Фотинька подышал на него, вытер о шубейку и сунул за щеку, как самую сладкую конфету.
– Спасибо вам от меня большое. – Он высоко поднял над головой руку, показывая, при своем малом росте, как велика его ответная благодарность.
– Покажи, где тут дубовая роща, куда нам идти…
– А вон там… – Фотинька махнул своей обезьяньей лапкой в нужном направлении. – Прямо, прямо, а потом, возле Ведьминой кочерги, свернете.

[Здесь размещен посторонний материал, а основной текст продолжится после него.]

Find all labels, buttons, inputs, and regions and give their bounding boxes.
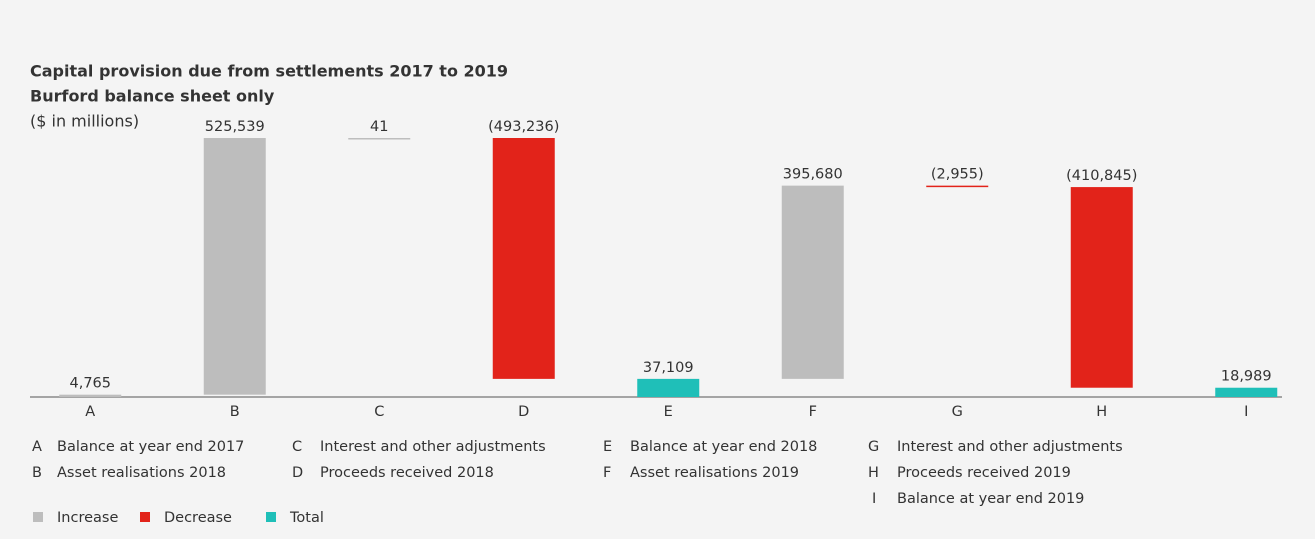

– Что еще за Ведьмина кочерга?
– Попаленная молнией осина. Вы ее сразу увидите.
На этом он низкими поклонами со всеми распрощался и поволок дальше свою корзину.
Этюд девятый
Истинный Гегель
– Вперед! – Савва Иванович повторил недавний призыв Кукина, придавая ему новый, более соответствующий обстоятельствам смысл, и подмигнул Николаю Семеновичу как своему человеку, готовому поддержать все – даже самые рискованные его начинания.